The massive participation of throngs of women, walking shoulder to
shoulder and side by side with men, is a turning point in the contemporary history of the
region. It is indeed a revolution within revolutions. Although there will be many challenges
ahead, particularly for those women who have transgressed all conventional boundaries and
traditional spaces, the genie is out of the bottle.

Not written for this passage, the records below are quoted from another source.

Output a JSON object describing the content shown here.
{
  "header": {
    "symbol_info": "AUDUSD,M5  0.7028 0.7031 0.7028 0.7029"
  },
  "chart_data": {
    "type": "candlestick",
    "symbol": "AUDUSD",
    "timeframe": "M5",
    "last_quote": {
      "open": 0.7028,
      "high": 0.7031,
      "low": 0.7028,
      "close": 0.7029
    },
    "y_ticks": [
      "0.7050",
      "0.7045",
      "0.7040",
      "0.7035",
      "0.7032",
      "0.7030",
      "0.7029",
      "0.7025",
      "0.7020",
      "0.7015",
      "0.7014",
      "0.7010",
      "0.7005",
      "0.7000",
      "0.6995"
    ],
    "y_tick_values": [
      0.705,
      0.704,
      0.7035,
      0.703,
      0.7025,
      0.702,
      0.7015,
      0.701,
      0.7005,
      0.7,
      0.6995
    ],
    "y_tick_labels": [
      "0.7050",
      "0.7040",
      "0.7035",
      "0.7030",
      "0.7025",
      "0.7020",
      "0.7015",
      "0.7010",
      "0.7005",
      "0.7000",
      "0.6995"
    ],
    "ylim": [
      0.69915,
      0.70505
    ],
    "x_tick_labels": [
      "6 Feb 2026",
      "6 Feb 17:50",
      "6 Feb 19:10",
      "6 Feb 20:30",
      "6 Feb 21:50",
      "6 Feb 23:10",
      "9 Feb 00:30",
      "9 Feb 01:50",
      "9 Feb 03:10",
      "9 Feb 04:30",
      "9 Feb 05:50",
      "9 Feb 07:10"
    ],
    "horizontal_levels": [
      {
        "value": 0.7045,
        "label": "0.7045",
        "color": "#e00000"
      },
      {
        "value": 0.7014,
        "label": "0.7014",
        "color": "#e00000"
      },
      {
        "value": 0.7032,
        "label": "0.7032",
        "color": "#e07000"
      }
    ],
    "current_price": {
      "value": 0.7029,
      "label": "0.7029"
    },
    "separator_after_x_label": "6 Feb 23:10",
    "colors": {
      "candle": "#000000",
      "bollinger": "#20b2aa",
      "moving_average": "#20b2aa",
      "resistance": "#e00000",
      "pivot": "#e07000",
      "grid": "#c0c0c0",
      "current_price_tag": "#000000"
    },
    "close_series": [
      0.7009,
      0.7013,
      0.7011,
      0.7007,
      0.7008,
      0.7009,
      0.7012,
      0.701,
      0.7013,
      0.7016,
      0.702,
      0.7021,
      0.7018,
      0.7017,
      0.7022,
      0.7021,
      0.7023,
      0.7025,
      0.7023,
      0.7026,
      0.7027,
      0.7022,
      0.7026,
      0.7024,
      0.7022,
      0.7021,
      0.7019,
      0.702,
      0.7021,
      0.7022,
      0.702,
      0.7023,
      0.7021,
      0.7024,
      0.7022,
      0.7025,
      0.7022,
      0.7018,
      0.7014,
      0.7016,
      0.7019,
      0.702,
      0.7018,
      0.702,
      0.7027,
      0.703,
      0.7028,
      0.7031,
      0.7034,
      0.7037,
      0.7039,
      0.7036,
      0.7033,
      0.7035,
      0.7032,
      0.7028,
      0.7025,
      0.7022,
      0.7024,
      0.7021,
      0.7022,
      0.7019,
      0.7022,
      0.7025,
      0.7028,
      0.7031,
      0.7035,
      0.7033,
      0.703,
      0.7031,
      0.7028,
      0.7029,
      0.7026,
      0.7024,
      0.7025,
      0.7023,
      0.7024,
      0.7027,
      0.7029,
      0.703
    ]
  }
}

Baby You Can Drive My Car. Please.

Americans tend to think—and politicians tell them at almost every opportunity—that theirs is the greatest, richest, freest country in the world. Leaders seem to consider this description so self-evident that they rarely provide evidence, nor do their audiences demand it. A major reason is the absence of truly “global communication” in most American households. Most Americans seem utterly unfamiliar with the public polices, political practices, daily lives and living standards even of this country’s closest allies. When messages about France, Germany, Norway, Spain and even the UK do reach US media, their main purpose is often to disparage these countries—again without much evidence.

A lot could be said about this but for now consider the car. I just spent 6 weeks in Madrid and had time to ponder why so many European cities seem so much more charming and livable than just about any American city. I think it’s got a lot to do with cars, specifically the paucity thereof.

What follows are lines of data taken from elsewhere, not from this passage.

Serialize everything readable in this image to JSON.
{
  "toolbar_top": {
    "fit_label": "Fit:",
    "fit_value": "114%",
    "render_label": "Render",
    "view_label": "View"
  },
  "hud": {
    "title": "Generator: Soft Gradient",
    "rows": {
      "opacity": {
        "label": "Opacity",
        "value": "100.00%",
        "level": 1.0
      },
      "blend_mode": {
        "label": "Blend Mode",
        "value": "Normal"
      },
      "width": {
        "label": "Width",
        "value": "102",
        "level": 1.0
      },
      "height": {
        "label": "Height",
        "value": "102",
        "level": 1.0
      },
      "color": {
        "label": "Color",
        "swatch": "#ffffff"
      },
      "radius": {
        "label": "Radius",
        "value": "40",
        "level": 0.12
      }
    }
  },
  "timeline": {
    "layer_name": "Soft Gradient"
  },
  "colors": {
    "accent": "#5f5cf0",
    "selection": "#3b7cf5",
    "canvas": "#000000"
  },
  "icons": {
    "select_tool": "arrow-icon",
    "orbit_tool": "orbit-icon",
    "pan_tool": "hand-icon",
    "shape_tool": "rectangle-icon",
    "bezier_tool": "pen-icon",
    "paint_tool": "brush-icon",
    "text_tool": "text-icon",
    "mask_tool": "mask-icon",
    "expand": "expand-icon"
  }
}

In Madrid, just like DC, there are plenty of wide boulevards, where car traffic is heavy at rush hour. But there are also many, many pedestrian passages, plazas and narrow medieval streets that cars never or rarely traverse. At least in the center, you can walk for several blocks, or sit out at a café on a plaza like the one I lived on (Plaza de la Paja, the oldest in Madrid—see picture) for an hour and not see or hear a car. You can enjoy being outside, as Madrileños do even when it’s cold, soaking in sun and (fairly) fresh air, communing with other people. No need as in DC to will yourself to block out the noise and aesthetic assaults generated by automobiles and trucks. In this dimension, Madrid offers a great, rich (indeed priceless, unobtainable) experience in daily living, one most Americans are not free to enjoy whatever their income level.

Of course there are a hundred reasons for the greater charms of European capitals (not to mention the smaller towns). Some relate to cars and public policy (high gasoline taxes, heavy investment in mass transit enabled in part by far lower investment in military infrastructure), most to history, climate and many more factors.

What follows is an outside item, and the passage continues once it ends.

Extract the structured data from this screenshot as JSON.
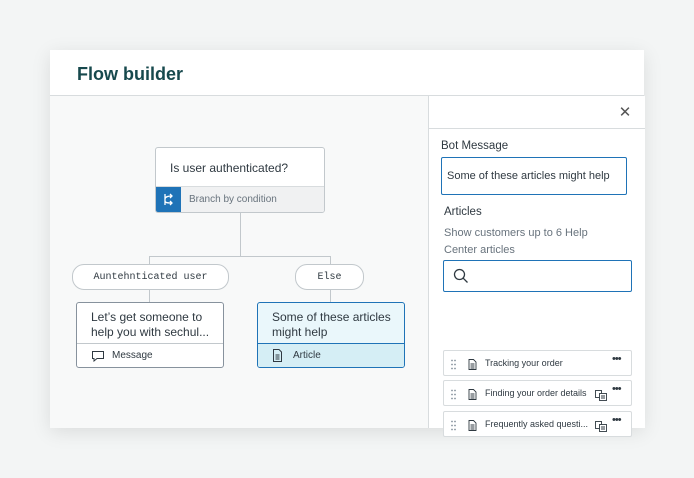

My points in bringing up cars and comparative living standards are three: 1) The arguments for Americans reducing reliance on cars are numerous and thoroughly familiar to readers of blogs like this: augmenting national security; reducing the trade deficit; cutting the indirect funding that guzzling gas provides to terrorist organizations and nasty regimes; slowing climate change. What’s significant is how marginalized—to the point of invisibility—such reasoning is in the public discourse of 2012.

2) This in part reflects one area where America may indeed be the leader among affluent countries. I’d hypothesize (I’m not sure) that we enjoy the dubious distinction of the greatest isolation of citizens from globally communicated information and globally shared (at least among the wealthy democracies) cultural assumptions. Among many other areas, this manifests itself in the political impossibility of even mentioning the option of raising gasoline taxes to, say, half of what Europeans pay. Gasoline here in Berlin runs about 1.6 Euros, around $2.12, per liter—about $8 a gallon. The difference between that number and what Americans pay is mostly tax.

3) Americans’ isolation from two-way global communication both reflects and reinforces their impoverished sense of such words as “greatest,” “richest,” and “freest” when applied to the US.

I’m not saying this is anyone’s fault. Politicians and media can’t attack conventional notions of the normal until enough citizens share some assumptions and perceptions to make sense of the attacks. But citizens can’t develop such thinking unless their leaders and media provide the basis. If Americans could somehow plug into global communication more than they do now, perhaps the vicious circle might be interrupted.